Os sindicalistas da CUT e da Força não titubeiam em culpar a condução da política econômica adotada pelo governo Lula, em especial a adoção do superávit primário de 4,25% do PIB e a manutenção da Selic, como as causas pelo fraco desempenho da economia no ano passado. “Quando assumiu o governo, com expressiva maioria dos votos, o presidente Lula tinha moral para negociar com o Fundo Monetário Internacional (FMI) e acertar um superávit menor. Mas, para a nossa decepção, ele se tornou o presidente esquerdista favorito do FMI, ao adotar política econômica mais conservadora do que o pessoal da direita”, avaliou Paulinho.
Felício procurou ser mais comedido em suas críticas, mas ressaltou que as centrais sindicais, lideradas pela CUT, apresentaram um conjunto de medidas para reativação da economia ao longo do ano passado. Ele lembrou que, além de pedirem uma queda mais drástica da Selic, as centrais recomendaram ao governo, via Conselho de Desenvolvimento Econômico e Social (CDES), uma renegociação com o FMI para diminuição do superávit primário, expansão dos investimentos estatais em infra-estrutura e aceleração de políticas setoriais específicas para incentivar o ingresso de investimentos diretos produtivos.

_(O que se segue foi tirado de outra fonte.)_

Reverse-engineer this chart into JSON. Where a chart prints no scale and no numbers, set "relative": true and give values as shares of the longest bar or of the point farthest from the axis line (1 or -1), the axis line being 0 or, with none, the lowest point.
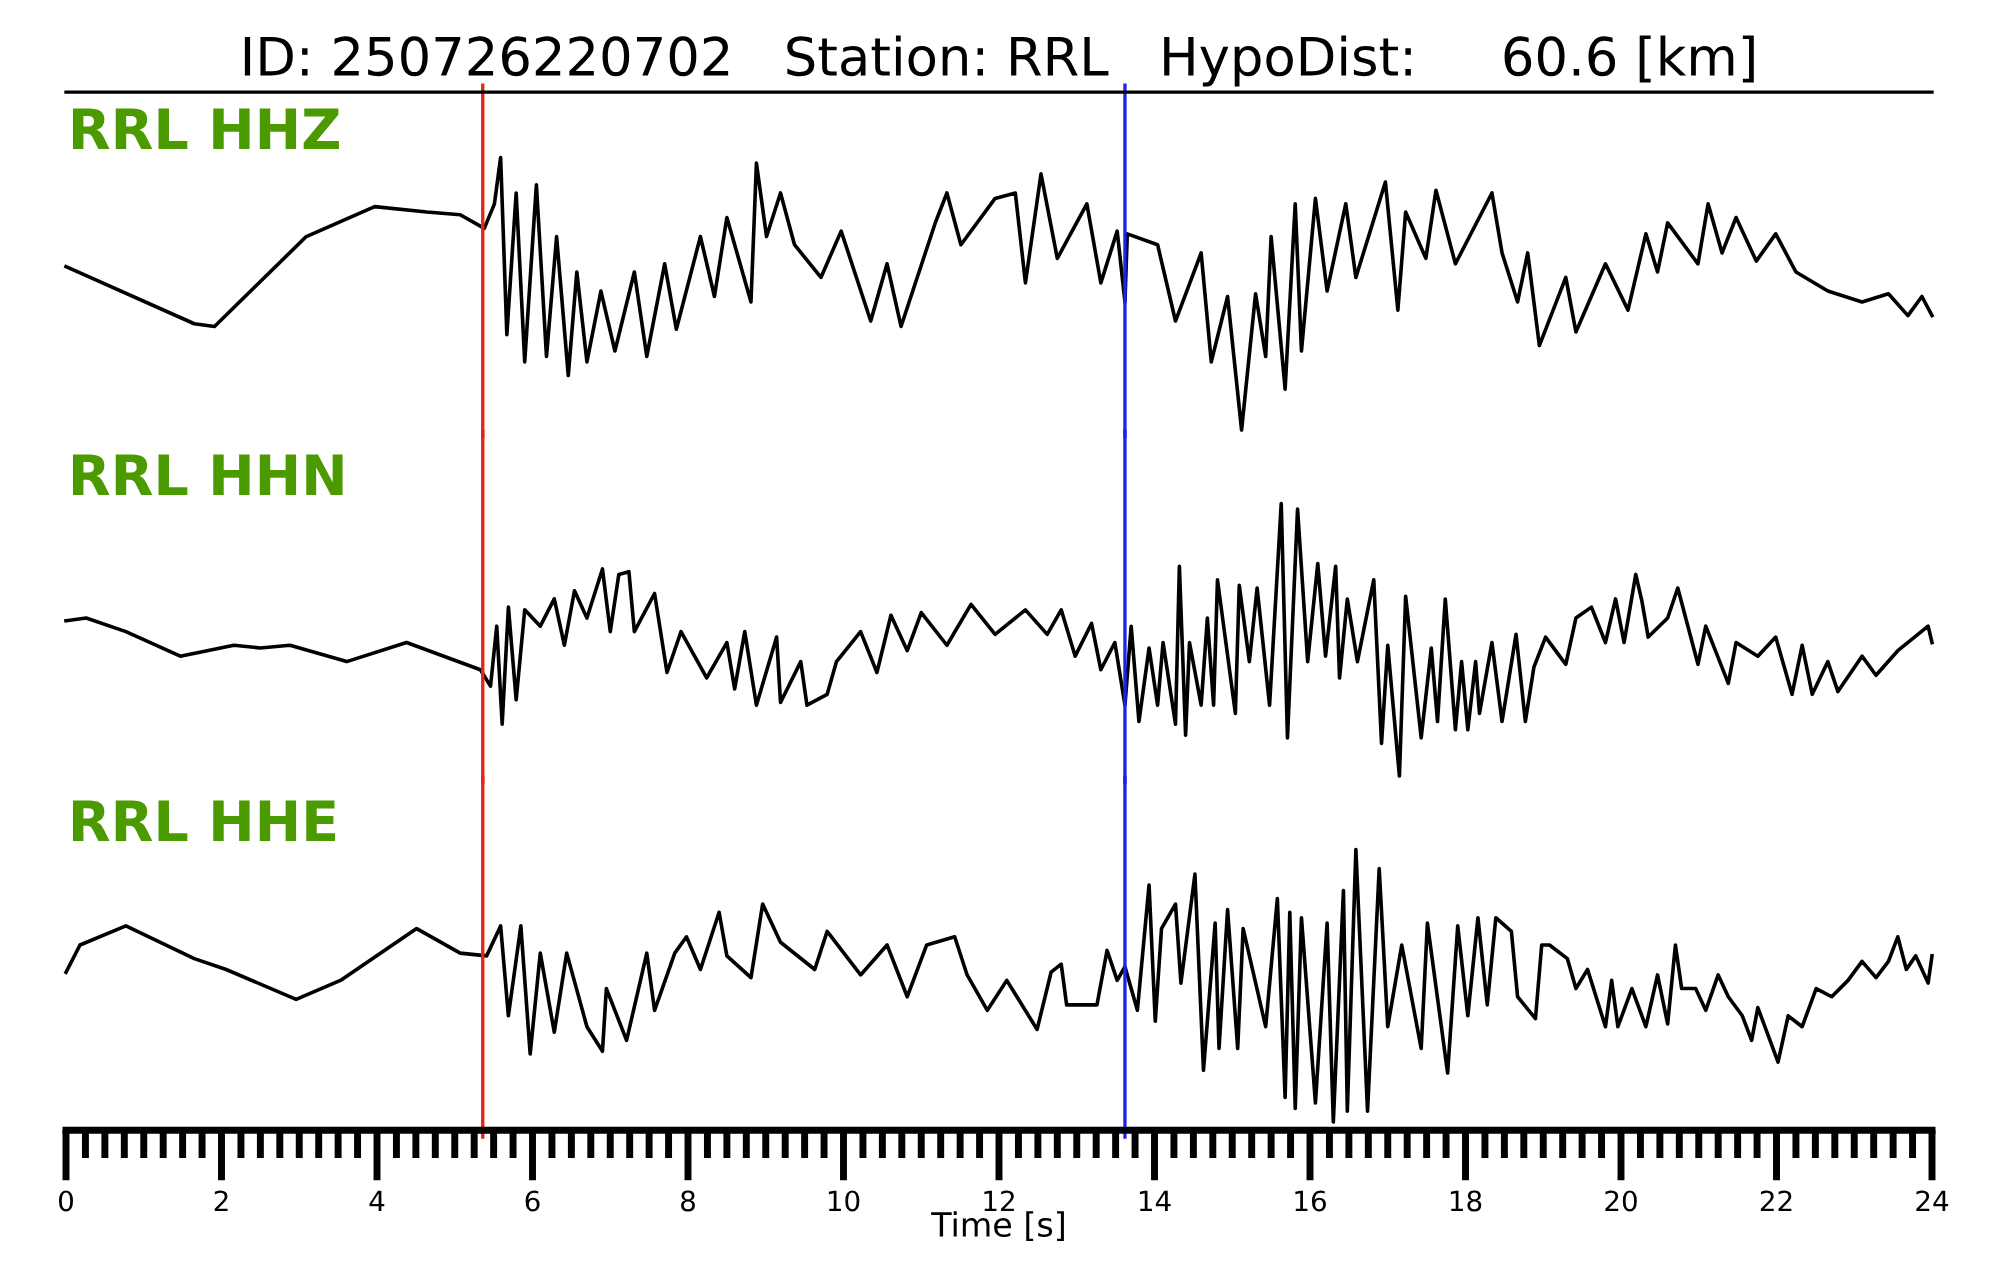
{
  "chart_data": [
    {
      "type": "line",
      "title": "ID: 250726220702   Station: RRL   HypoDist:     60.6 [km]",
      "relative": true,
      "xlim": [
        0,
        24
      ],
      "tick_labels": false,
      "ref_lines": [
        {
          "axis": "x",
          "value": 5.36,
          "color": "#e8211c"
        },
        {
          "axis": "x",
          "value": 13.62,
          "color": "#2020f0"
        }
      ],
      "series": [
        {
          "name": "RRL HHZ",
          "color": "#000000",
          "x": [
            0,
            1.65,
            1.91,
            3.09,
            3.97,
            4.64,
            5.07,
            5.38,
            5.51,
            5.59,
            5.67,
            5.79,
            5.9,
            6.05,
            6.18,
            6.31,
            6.46,
            6.57,
            6.7,
            6.88,
            7.06,
            7.31,
            7.47,
            7.7,
            7.85,
            8.16,
            8.34,
            8.5,
            8.81,
            8.88,
            9.01,
            9.19,
            9.37,
            9.71,
            9.97,
            10.35,
            10.56,
            10.74,
            11.18,
            11.33,
            11.51,
            11.95,
            12.21,
            12.34,
            12.54,
            12.75,
            13.13,
            13.31,
            13.52,
            13.62,
            13.65,
            14.04,
            14.27,
            14.6,
            14.73,
            14.94,
            15.12,
            15.3,
            15.43,
            15.5,
            15.68,
            15.81,
            15.89,
            16.07,
            16.22,
            16.46,
            16.59,
            16.97,
            17.13,
            17.23,
            17.49,
            17.62,
            17.87,
            18.34,
            18.47,
            18.67,
            18.8,
            18.95,
            19.29,
            19.42,
            19.8,
            20.09,
            20.32,
            20.47,
            20.6,
            20.99,
            21.12,
            21.3,
            21.48,
            21.74,
            21.99,
            22.25,
            22.66,
            23.1,
            23.44,
            23.69,
            23.87,
            24.0
          ],
          "values": [
            0.6,
            0.39,
            0.38,
            0.71,
            0.82,
            0.8,
            0.79,
            0.74,
            0.83,
            1.0,
            0.35,
            0.87,
            0.25,
            0.9,
            0.27,
            0.71,
            0.2,
            0.58,
            0.25,
            0.51,
            0.29,
            0.58,
            0.27,
            0.61,
            0.37,
            0.71,
            0.49,
            0.78,
            0.47,
            0.98,
            0.71,
            0.87,
            0.68,
            0.56,
            0.73,
            0.4,
            0.61,
            0.38,
            0.76,
            0.87,
            0.68,
            0.85,
            0.87,
            0.54,
            0.94,
            0.63,
            0.83,
            0.54,
            0.73,
            0.47,
            0.72,
            0.68,
            0.4,
            0.65,
            0.25,
            0.49,
            0.0,
            0.5,
            0.27,
            0.71,
            0.15,
            0.83,
            0.29,
            0.85,
            0.51,
            0.83,
            0.56,
            0.91,
            0.44,
            0.8,
            0.63,
            0.88,
            0.61,
            0.87,
            0.65,
            0.47,
            0.65,
            0.31,
            0.56,
            0.36,
            0.61,
            0.44,
            0.72,
            0.58,
            0.76,
            0.61,
            0.83,
            0.65,
            0.78,
            0.62,
            0.72,
            0.58,
            0.51,
            0.47,
            0.5,
            0.42,
            0.49,
            0.42
          ]
        }
      ]
    },
    {
      "type": "line",
      "relative": true,
      "xlim": [
        0,
        24
      ],
      "tick_labels": false,
      "ref_lines": [
        {
          "axis": "x",
          "value": 5.36,
          "color": "#e8211c"
        },
        {
          "axis": "x",
          "value": 13.62,
          "color": "#2020f0"
        }
      ],
      "series": [
        {
          "name": "RRL HHN",
          "color": "#000000",
          "x": [
            0,
            0.26,
            0.77,
            1.47,
            2.16,
            2.5,
            2.88,
            3.61,
            4.38,
            5.33,
            5.46,
            5.54,
            5.61,
            5.69,
            5.79,
            5.9,
            6.1,
            6.28,
            6.41,
            6.54,
            6.7,
            6.9,
            7.0,
            7.11,
            7.24,
            7.31,
            7.57,
            7.73,
            7.91,
            8.24,
            8.5,
            8.6,
            8.73,
            8.88,
            9.14,
            9.19,
            9.45,
            9.53,
            9.79,
            9.91,
            10.22,
            10.43,
            10.61,
            10.82,
            11.0,
            11.33,
            11.64,
            11.95,
            12.34,
            12.62,
            12.8,
            12.98,
            13.19,
            13.31,
            13.49,
            13.62,
            13.7,
            13.8,
            13.93,
            14.04,
            14.11,
            14.27,
            14.32,
            14.4,
            14.45,
            14.6,
            14.68,
            14.76,
            14.81,
            15.04,
            15.09,
            15.22,
            15.32,
            15.48,
            15.63,
            15.71,
            15.84,
            15.97,
            16.1,
            16.2,
            16.33,
            16.38,
            16.48,
            16.61,
            16.82,
            16.92,
            17.0,
            17.15,
            17.23,
            17.43,
            17.56,
            17.64,
            17.74,
            17.87,
            17.95,
            18.03,
            18.13,
            18.18,
            18.34,
            18.47,
            18.65,
            18.77,
            18.88,
            19.03,
            19.29,
            19.42,
            19.62,
            19.8,
            19.93,
            20.04,
            20.19,
            20.27,
            20.35,
            20.6,
            20.73,
            20.99,
            21.09,
            21.38,
            21.48,
            21.76,
            21.99,
            22.2,
            22.33,
            22.46,
            22.66,
            22.79,
            23.1,
            23.28,
            23.56,
            23.95,
            24.0
          ],
          "values": [
            0.57,
            0.58,
            0.53,
            0.44,
            0.48,
            0.47,
            0.48,
            0.42,
            0.49,
            0.39,
            0.33,
            0.55,
            0.19,
            0.62,
            0.28,
            0.61,
            0.55,
            0.65,
            0.48,
            0.68,
            0.58,
            0.76,
            0.53,
            0.74,
            0.75,
            0.53,
            0.67,
            0.38,
            0.53,
            0.36,
            0.49,
            0.32,
            0.53,
            0.26,
            0.51,
            0.27,
            0.42,
            0.26,
            0.3,
            0.42,
            0.53,
            0.38,
            0.59,
            0.46,
            0.6,
            0.48,
            0.63,
            0.52,
            0.61,
            0.52,
            0.61,
            0.44,
            0.56,
            0.39,
            0.49,
            0.26,
            0.55,
            0.2,
            0.47,
            0.26,
            0.49,
            0.19,
            0.77,
            0.15,
            0.49,
            0.26,
            0.58,
            0.26,
            0.72,
            0.23,
            0.7,
            0.42,
            0.69,
            0.26,
            1.0,
            0.14,
            0.98,
            0.42,
            0.78,
            0.44,
            0.77,
            0.36,
            0.65,
            0.42,
            0.72,
            0.12,
            0.48,
            0.0,
            0.66,
            0.14,
            0.47,
            0.2,
            0.65,
            0.17,
            0.42,
            0.17,
            0.42,
            0.23,
            0.49,
            0.2,
            0.52,
            0.2,
            0.4,
            0.51,
            0.41,
            0.58,
            0.62,
            0.49,
            0.65,
            0.49,
            0.74,
            0.64,
            0.51,
            0.58,
            0.69,
            0.41,
            0.55,
            0.34,
            0.49,
            0.44,
            0.51,
            0.3,
            0.48,
            0.3,
            0.42,
            0.31,
            0.44,
            0.37,
            0.46,
            0.55,
            0.49
          ]
        }
      ]
    },
    {
      "type": "line",
      "relative": true,
      "xlim": [
        0,
        24
      ],
      "xticks": [
        0,
        2,
        4,
        6,
        8,
        10,
        12,
        14,
        16,
        18,
        20,
        22,
        24
      ],
      "xlabel": "Time [s]",
      "tick_labels": "x",
      "ref_lines": [
        {
          "axis": "x",
          "value": 5.36,
          "color": "#e8211c"
        },
        {
          "axis": "x",
          "value": 13.62,
          "color": "#2020f0"
        }
      ],
      "series": [
        {
          "name": "RRL HHE",
          "color": "#000000",
          "x": [
            0,
            0.18,
            0.77,
            1.65,
            2.06,
            2.96,
            3.53,
            4.51,
            5.07,
            5.41,
            5.59,
            5.69,
            5.85,
            5.97,
            6.1,
            6.28,
            6.44,
            6.7,
            6.9,
            6.95,
            7.21,
            7.47,
            7.57,
            7.83,
            7.98,
            8.16,
            8.4,
            8.5,
            8.81,
            8.96,
            9.19,
            9.63,
            9.79,
            10.22,
            10.56,
            10.82,
            11.07,
            11.43,
            11.59,
            11.85,
            12.1,
            12.49,
            12.67,
            12.8,
            12.87,
            13.26,
            13.39,
            13.52,
            13.62,
            13.78,
            13.93,
            14.01,
            14.09,
            14.27,
            14.34,
            14.52,
            14.63,
            14.78,
            14.83,
            14.94,
            15.07,
            15.14,
            15.43,
            15.58,
            15.68,
            15.74,
            15.81,
            15.89,
            16.07,
            16.22,
            16.3,
            16.43,
            16.48,
            16.59,
            16.74,
            16.89,
            17.0,
            17.18,
            17.43,
            17.51,
            17.77,
            17.9,
            18.03,
            18.16,
            18.28,
            18.39,
            18.59,
            18.67,
            18.9,
            18.98,
            19.08,
            19.31,
            19.42,
            19.57,
            19.8,
            19.88,
            19.96,
            20.14,
            20.32,
            20.47,
            20.6,
            20.7,
            20.78,
            20.96,
            21.09,
            21.25,
            21.38,
            21.56,
            21.68,
            21.76,
            22.02,
            22.15,
            22.33,
            22.51,
            22.71,
            22.92,
            23.1,
            23.28,
            23.44,
            23.56,
            23.67,
            23.79,
            23.95,
            24.0
          ],
          "values": [
            0.55,
            0.65,
            0.72,
            0.6,
            0.56,
            0.45,
            0.52,
            0.71,
            0.62,
            0.61,
            0.72,
            0.39,
            0.72,
            0.25,
            0.62,
            0.33,
            0.62,
            0.35,
            0.26,
            0.49,
            0.3,
            0.62,
            0.41,
            0.62,
            0.68,
            0.56,
            0.77,
            0.61,
            0.53,
            0.8,
            0.66,
            0.56,
            0.7,
            0.54,
            0.65,
            0.46,
            0.65,
            0.68,
            0.54,
            0.41,
            0.52,
            0.34,
            0.55,
            0.58,
            0.43,
            0.43,
            0.63,
            0.52,
            0.57,
            0.41,
            0.87,
            0.37,
            0.71,
            0.8,
            0.51,
            0.91,
            0.19,
            0.73,
            0.27,
            0.78,
            0.27,
            0.71,
            0.35,
            0.82,
            0.09,
            0.77,
            0.05,
            0.75,
            0.07,
            0.73,
            0.0,
            0.85,
            0.04,
            1.0,
            0.04,
            0.93,
            0.35,
            0.65,
            0.27,
            0.73,
            0.18,
            0.72,
            0.39,
            0.75,
            0.43,
            0.75,
            0.7,
            0.46,
            0.38,
            0.65,
            0.65,
            0.6,
            0.49,
            0.56,
            0.35,
            0.52,
            0.35,
            0.49,
            0.35,
            0.54,
            0.36,
            0.65,
            0.49,
            0.49,
            0.41,
            0.54,
            0.46,
            0.39,
            0.3,
            0.42,
            0.22,
            0.39,
            0.35,
            0.49,
            0.46,
            0.52,
            0.59,
            0.53,
            0.59,
            0.68,
            0.56,
            0.61,
            0.51,
            0.61
          ]
        }
      ]
    }
  ]
}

Iedi já fala em “década perdida”
São Paulo – A queda do Produto Interno Bruto (PIB) em 2003 – de 0,2% no geral e de 1,5% na relação per capita – levou o Instituto de Estudos para o Desenvolvimento Industrial (Iedi) a perguntar se a economia está, novamente, a caminho de mais uma “década perdida”, como nos anos 80. A questão surge porque a variação média do produto interno entre 2001 e 2003 foi de apenas 1% ao ano, enquanto o PIB médio per capita recuou 0,3%.
“Ainda há muito chão pela frente. Mas, para que a ameaça se dissipe, é urgente que a política econômica abra espaço para o crescimento e que o País tenha uma estratégia para o crescimento econômico”, afirmou Júlio Sérgio Gomes de Almeida, diretor-executivo do instituto.
O Iedi, no entanto, admite que a economia superou a recessão registrada nos dois primeiros trimestres do ano passado. Mas também considera que a recuperação nos dois últimos trimestres foi bastante tímida. Almeida ressalta que o desempenho industrial limitou o crescimento do PIB nos últimos meses do ano, pois registrou uma alta de apenas 1,2%, ante um crescimento de 2,6% no terceiro trimestre. A falta de dinamismo se deve ao fraco mercado interno. “Mas, destacadamente, quem está puxando o PIB setorial para baixo é a construção civil”, afirmou.
O setor, por falta de um programa de construção habitacional, de crédito e por conta de juros altos, acumula taxas trimestrais de recuo próximas de 11% desde o segundo trimestre do ano passado.